Yes, our two main casino groups, Crown and Star, certainly “built it” – to the tune of some billions. But then, “they did not come”.
And you’d be brave to suggest they – most specifically, Chinese billionaires and even mere multi-millionaires – will ever be coming, any time soon.
And certainly not on private casino jets and on arranged ‘junkets’, like they did before all those pesky Royal Commissions and even peskier profit-sapping multi-million dollar fines. Marx, Lenin and Chairman Mao would, incidentally, all be spinning madly in their graves at the conjunction of those words: so many billionaires from communist China flooding capitalist casinos.
Crown and Star poured close to $8bn into expanding and upgrading their casinos - on the Gold Coast; in Melbourne, the home of our very own downunder, China-acolyting Chairman, Dan; and most especially, and expensively, staring across Darling Harbour at each other in Sydney. It was all predicated on the lovely loot expected to be shovelled into their tills by Chinese ‘whales’ – high-rollers – and the more common and garden Chinese tourists.
Yes, true, also by the local ‘grunt’ market as well – especially at Crown in Melbourne, and to a lesser extent its casino in Perth and Star’s ‘bogan central’ on the Coast, where only black thongs are permitted after five.

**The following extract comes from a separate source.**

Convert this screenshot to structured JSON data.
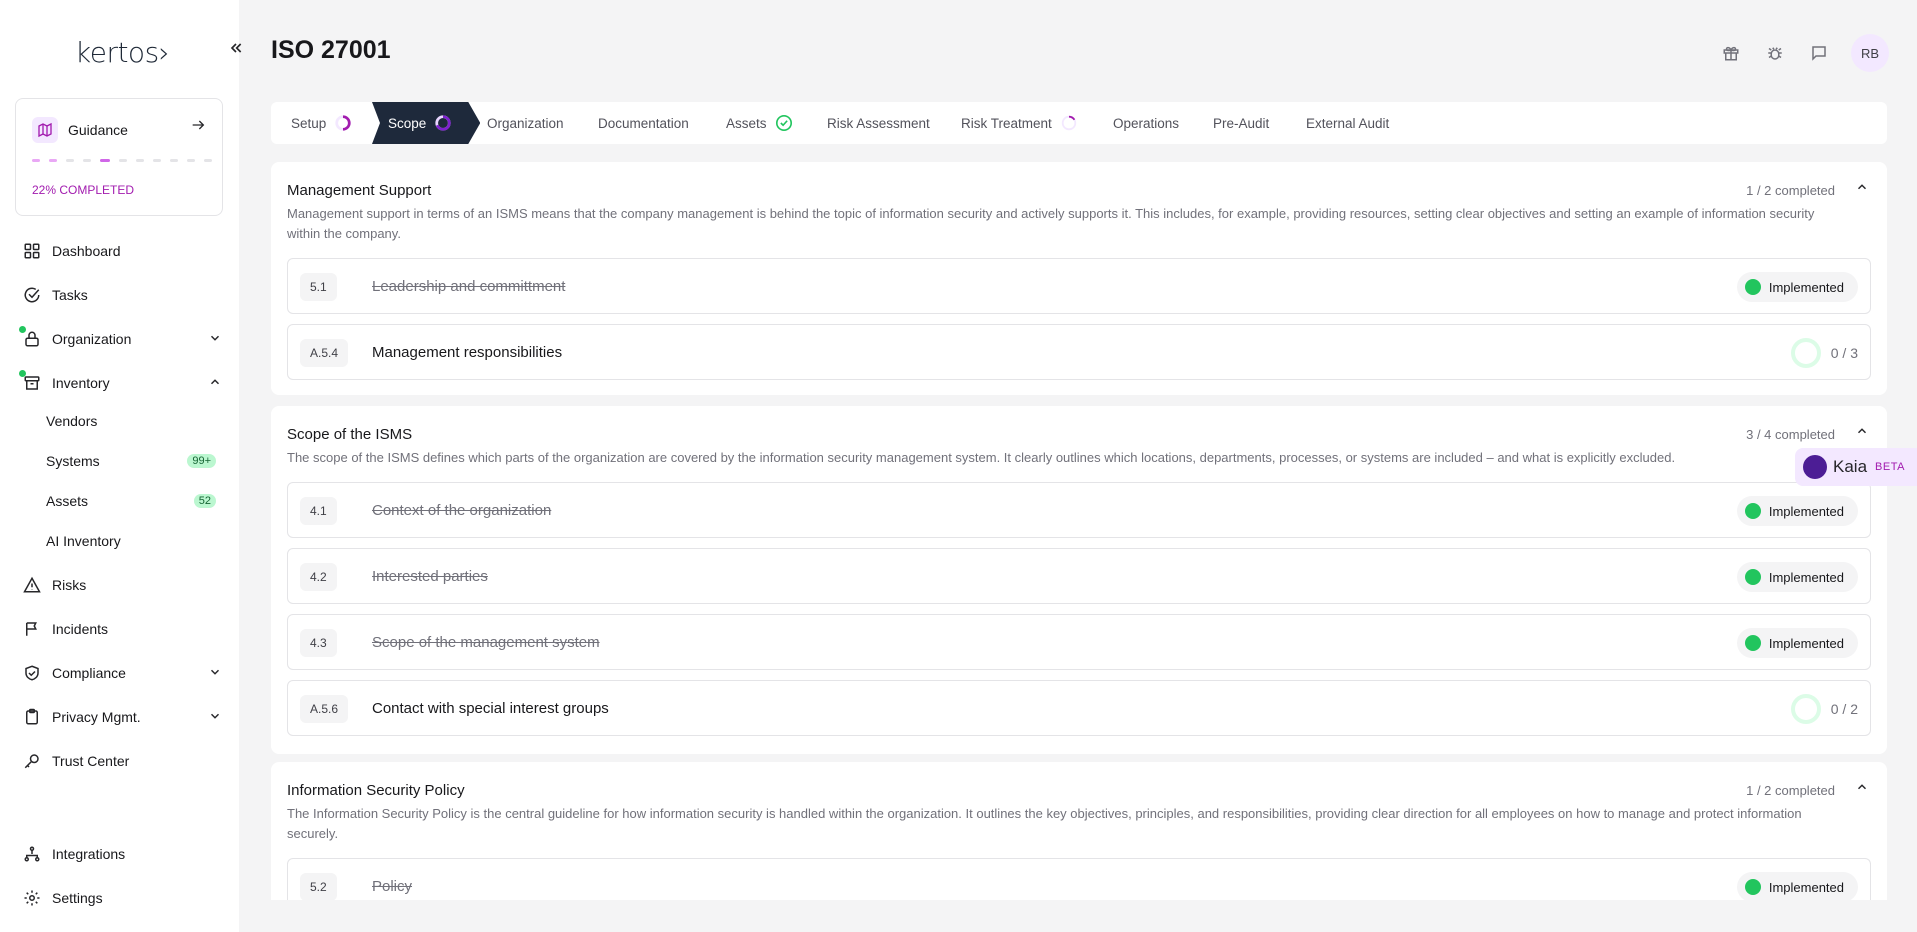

And all of it embarked on before Covid and lockdowns, and flight bans, and those pesky Commissions. In the 2018-19 financial year, Star and Crown collectively reported a tasty $1.1bn of revenue from the so-called ‘VIP’ segment, adding to 20 per cent of their $5.5bn total combined revenue. Now Star has reported revenue for the first fully post-Covid 2022-23 year of some $1.9bn – yes, up from 2022 but down a thumping 25 per cent from its pre-Covid 2019 figure. And how much of it came from the so-called ‘VIP’ punters?
Well, zero, zip, nada.
And how much did Star have to say about VIP punters and the future prospects of clipping their tickets?
Well, also, zero, zip, nada.
We haven’t seen the Crown 2023 numbers, since it’s disappeared into global investment giant Blackstone, following its $8.9bn takeover.
But its 2022 results showed total revenue of just $1.9bn – true, including the last of the Covid lockdowns in Melbourne and Sydney in late-2021 – down 43 per cent on 2019. We saw in the Star report Tuesday the consequence of all those ‘missing’ Chinese tourists: writing a thumping $2.2bn off the ‘value’ of its casinos. Basically, that money was poured into a lot of concrete and into the bank balances of a lot of tradies and straight down the toilet.
Sure, directors and managements could not have foretold Covid when they embarked - with eyes ablaze with dollar and yuan signs – on their multi-billion dollar spends. But as the Royal Commissions exposed, the ‘China strategy’ was always fundamentally flawed, based on breaking the rules and indeed the law. Further, even at the best of times it was only ever marginally profitable.
Big revenues: yes. Bottom line profit: marginal.
It’s now gone. But the casinos remain ‘built’.